I am trying to compute the total number of parameters in Ilya Sutskever's seq2seq model. In the paper, the authors mention a total number of 384M trainable parameters, or to be exact:
The resulting LSTM has 384M parameters of which 64M are pure recurrent connections (32M for the “encoder” LSTM and 32M for the “decoder” LSTM)

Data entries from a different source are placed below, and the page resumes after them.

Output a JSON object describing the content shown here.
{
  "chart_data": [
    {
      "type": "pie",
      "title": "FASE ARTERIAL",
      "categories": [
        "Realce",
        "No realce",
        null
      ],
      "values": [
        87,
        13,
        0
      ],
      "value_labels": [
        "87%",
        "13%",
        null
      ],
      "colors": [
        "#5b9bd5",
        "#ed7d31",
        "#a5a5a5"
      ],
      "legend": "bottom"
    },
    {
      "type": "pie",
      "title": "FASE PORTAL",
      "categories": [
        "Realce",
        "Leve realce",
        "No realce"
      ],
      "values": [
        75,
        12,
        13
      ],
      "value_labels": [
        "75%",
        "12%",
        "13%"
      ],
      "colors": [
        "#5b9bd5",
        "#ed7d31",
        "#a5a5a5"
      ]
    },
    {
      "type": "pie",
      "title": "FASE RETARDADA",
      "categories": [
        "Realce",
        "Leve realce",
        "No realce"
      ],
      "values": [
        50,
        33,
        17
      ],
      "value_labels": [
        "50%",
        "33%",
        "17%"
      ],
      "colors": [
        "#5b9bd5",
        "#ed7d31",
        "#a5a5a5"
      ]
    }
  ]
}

In short, their model has:
- one encoder LSTM and one decoder LSTM
- each LSTM has four layers
- each LSTM layer has 1000 units
- input: 1000-dimensional word embedding of 160K possible input words
- output: naive softmax over 80K possible words
Following this post and using the formula $$ num~params = 4 (nm + n^2) $$
I was able to compute:
For the encoder LSTM
- n = 1000 for all layers
- m = 1000 for the first hidden layer, because of 1000 dimensional embedding
m = 1000 for all other layers, because that's the number of units in each hidden layer
which yields:
input -> first hidden layer: 8M
- first -> second : 8M
- second -> third : 8M
- third -> last : 8M
- total = 32M
which I am guessing is what they mean when they say 32M recurrent connections for the LSTM?
For the decoder LSTM
computations are exactly the same as above, with the caveat that the input size is 1000 because that's the output size of the encoder LSTM.
- total = 32M
Where are the other 320M parameters?
The computations made so far account for 64M parameters. We still haven't accounted for the final softmax layer, which admittedly could be pretty large since its output is 80K, and 320M can be suspiciously decomposed as 80K * 4K, but I'm not sure about this.
My questions are:
- can the naive softmax layer alone account for the 320M missing parameters?
- shouldn't we also be using the fact that this is a recurrent neural networks to compute additional weights, as in this post?